An isosceles trapezoid has a height of 8 centimeters. The length of the shorter base of the trapezoid is b...

1. TRANSLATE the problem information

• Given information:
  • Height: 8 cm
  • Shorter base: b cm
  • Longer base: "6 centimeters less than twice the length of the shorter base"
  • Need: Area function in terms of b

• The key translation: "6 less than twice the shorter base" = \(\mathrm{2b - 6}\)

2. INFER what formula to use

• We have a trapezoid area problem, so we'll use: \(\mathrm{A = \frac{1}{2}(b_1 + b_2)h}\)
• We need to substitute our known values: \(\mathrm{h = 8, b_1 = b, b_2 = 2b - 6}\)

3. SIMPLIFY by substituting and combining

• Start with: \(\mathrm{A = \frac{1}{2}(b_1 + b_2)h}\)
• Substitute: \(\mathrm{A = \frac{1}{2}(b + (2b - 6)) \times 8}\)
• Combine like terms inside parentheses: \(\mathrm{b + 2b - 6 = 3b - 6}\)
• So: \(\mathrm{A = \frac{1}{2}(3b - 6) \times 8}\)

4. SIMPLIFY the final expression

• Multiply the constants: \(\mathrm{\frac{1}{2} \times 8 = 4}\)
• Final function: \(\mathrm{A(b) = 4(3b - 6)}\)

Answer: B

Why Students Usually Falter on This Problem

Most Common Error Path:

Weak TRANSLATE skill: Misinterpreting "6 centimeters less than twice the length of the shorter base"

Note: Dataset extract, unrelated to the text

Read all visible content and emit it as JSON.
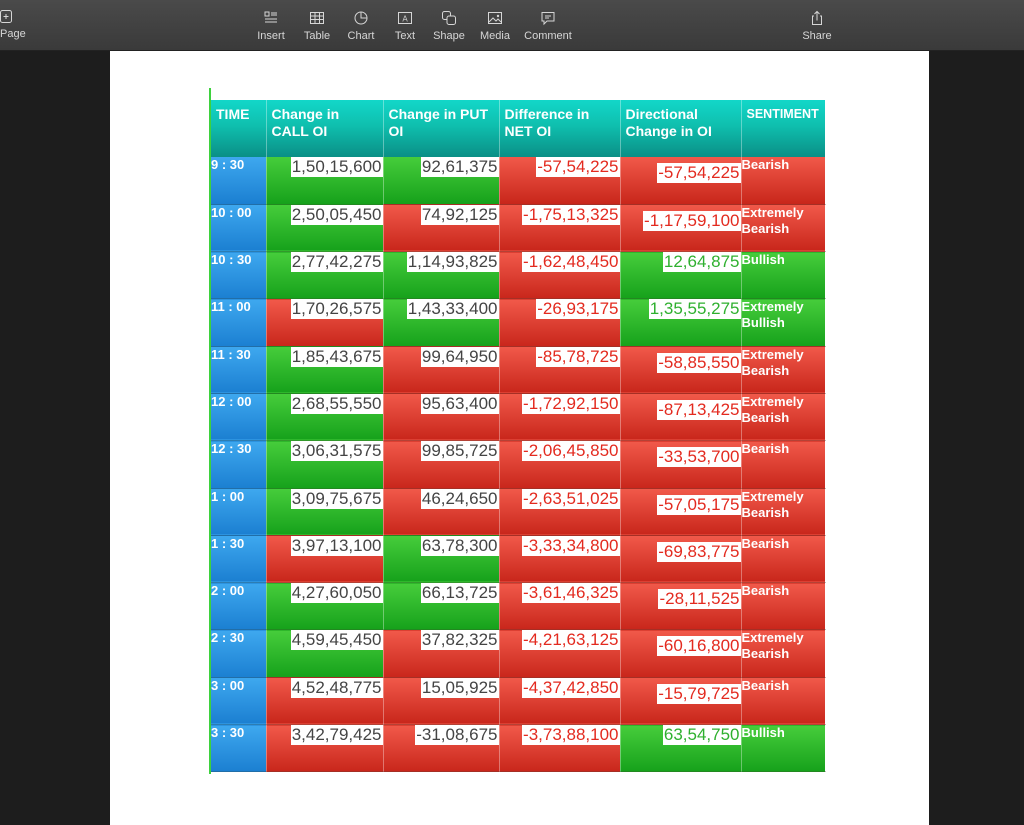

Students often write this as \(\mathrm{6 - 2b}\) instead of \(\mathrm{2b - 6}\). The phrase "6 less than [something]" means you subtract 6 FROM that something, not subtract that something from 6. With the wrong translation, they get:

• Longer base = \(\mathrm{6 - 2b}\)
• \(\mathrm{A = \frac{1}{2}(b + (6 - 2b)) \times 8}\)
  \(\mathrm{= \frac{1}{2}(6 - b) \times 8}\)
  \(\mathrm{= 4(6 - b)}\)

This doesn't match any answer choice exactly, leading to confusion and guessing.

Second Most Common Error:

Inadequate SIMPLIFY execution: Making arithmetic errors during algebraic manipulation

Students might correctly translate to get \(\mathrm{2b - 6}\), but then make errors like:

• Forgetting to distribute properly: writing \(\mathrm{A = \frac{1}{2}(3b - 6) \times 8}\)
  \(\mathrm{= 4(3b) - 4(6)}\)
  \(\mathrm{= 12b - 24}\)
• Or incorrectly combining: \(\mathrm{b + 2b - 6 = 2b - 6}\) (dropping the b term)

These errors can lead them to select Choice D (\(\mathrm{8(3b - 6)}\)) if they use 8 instead of 4 as the coefficient.

The Bottom Line:

This problem tests whether students can accurately translate English phrases into mathematical expressions. The word order in "6 less than twice..." is especially tricky because students must reverse the order when writing the math expression.